Last August I did a quick overview and a few calculations on the OLPC battery life using some stats that were lying around. I calculated 10 hours battery life.
I was wrong. According to a Linux Today report quoting Michalis Bletsas, Chief Connectivity Officer for the OLPC project, the MAXIMUM drain on the OLPC is 5W. The minimum active-OLPC drain is an incredible 350mw. If you sat down with the OLPC to read an e-book in black and white mode, you’d have a good 24 hours before you’d have to get the Yo-Yo charging unit out. I guess, you could actually put a solar panel on the back of it and it would charge enough during the day to last all night. It would never ever run out of power.
Lets compare this to the what I believe is the most power-efficient notebook PC in the world – The Kohjinsha SA1.
The Kohjinsha uses a 30w/hour battery and will run a pretty impressive 3.5 hours playing a movie and if you use it as an e-book you’ll get over 5 hours with the WiFi off.
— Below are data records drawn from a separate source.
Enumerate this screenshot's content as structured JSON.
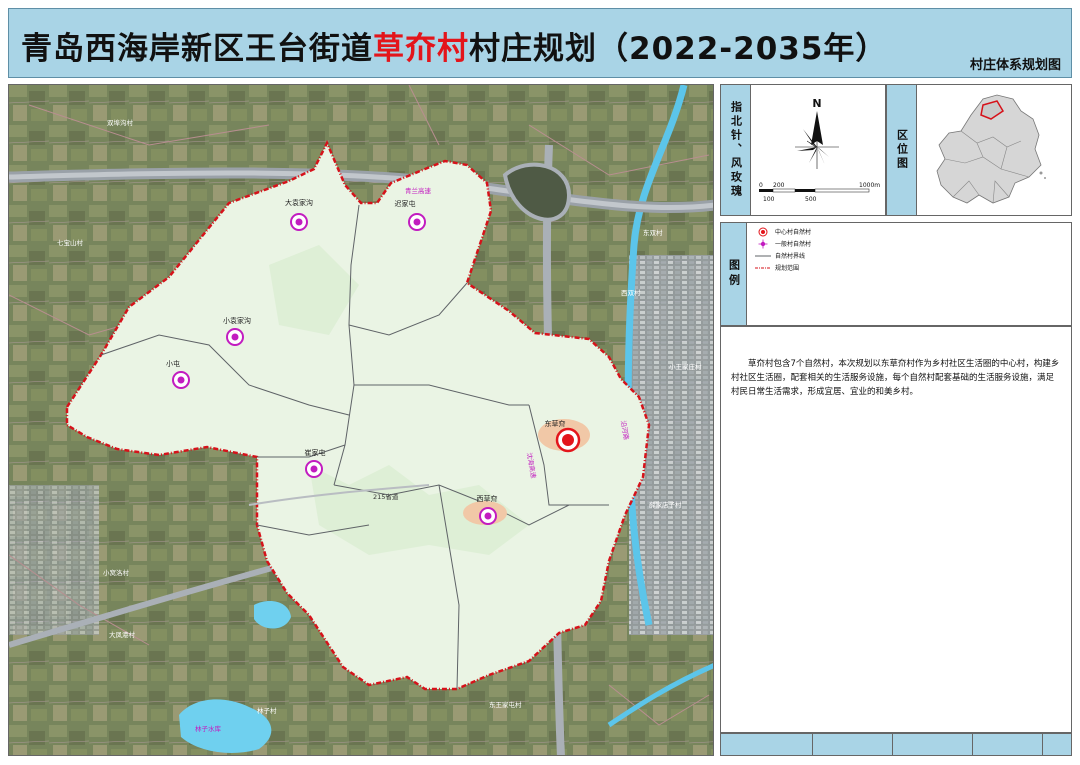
{
  "title": {
    "prefix": "青岛西海岸新区王台街道",
    "highlight": "草夼村",
    "suffix": "村庄规划（2022-2035年）",
    "subtitle": "村庄体系规划图"
  },
  "compass": {
    "label": "指北针、风玫瑰",
    "north": "N",
    "scale_top": [
      "0",
      "200",
      "1000m"
    ],
    "scale_bottom": [
      "100",
      "500"
    ]
  },
  "location_map": {
    "label": "区位图"
  },
  "legend": {
    "label": "图例",
    "items": [
      {
        "symbol": "central-village",
        "text": "中心村自然村"
      },
      {
        "symbol": "general-village",
        "text": "一般村自然村"
      },
      {
        "symbol": "village-boundary",
        "text": "自然村界线"
      },
      {
        "symbol": "planning-boundary",
        "text": "规划范围"
      }
    ]
  },
  "description": "草夼村包含7个自然村，本次规划以东草夼村作为乡村社区生活圈的中心村，构建乡村社区生活圈，配套相关的生活服务设施，每个自然村配套基础的生活服务设施，满足村民日常生活需求，形成宜居、宜业的和美乡村。",
  "map": {
    "villages_inside": [
      {
        "name": "大袁家沟",
        "type": "general"
      },
      {
        "name": "迟家屯",
        "type": "general"
      },
      {
        "name": "小袁家沟",
        "type": "general"
      },
      {
        "name": "小屯",
        "type": "general"
      },
      {
        "name": "崔家屯",
        "type": "general"
      },
      {
        "name": "东草夼",
        "type": "central"
      },
      {
        "name": "西草夼",
        "type": "general"
      }
    ],
    "villages_outside": [
      "双埠沟村",
      "七宝山村",
      "东双村",
      "西双村",
      "小王家庄村",
      "薛家店子村",
      "小窝洛村",
      "大凤港村",
      "林子村",
      "东王家屯村"
    ],
    "roads": [
      "青兰高速",
      "215省道",
      "沈海高速",
      "沿河路"
    ],
    "water": [
      "林子水库"
    ],
    "colors": {
      "boundary": "#d6121a",
      "central_marker": "#e3151b",
      "general_marker": "#c21cc0",
      "village_area": "#eef6e8",
      "header_bg": "#a9d4e6"
    }
  }
}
While browsing, you get up to 4 hours which equates to about 8W drain. The OLPC uses about 1/3 of that power in the same scenario.
How?
Well, its using a 377Mhz AMD Geode processor for a start. A slightly lower-performance version of the 533Mhz one that’s in the Kohjinsha, the Pepper Pad 3 and the Raon Digital Vega. It also has a very efficient WiFi radio and a flash drive too but the main reason for the low-power drain is the screen. It really is an amazing bit of kit. If you haven’t read about it yet, take a look here. In summary its got two modes. An active backlit mode that drains about 1W (compared to 3-5W on a UMPC) and a non-backlit transflective (requires ambient light) mode in black and white that drains about 0.1W (zero point one.)
Its a ray of light for ultra mobile PC users and shows just what is possible.
Here’s one scenario to ponder. Who’s going to be first in line to use some of the technology? What if that organisation creates a slick new design, an efficient ‘thin’ software layer and tacked on a few million of these onto the production run? What if they dedicated a top bar to contextual advertising? With a life of 5 years, it might just pay for that organisation to give them away free. Did you know that Google are a major partner in the OLPC project? Bring on the Google Switch Mesh!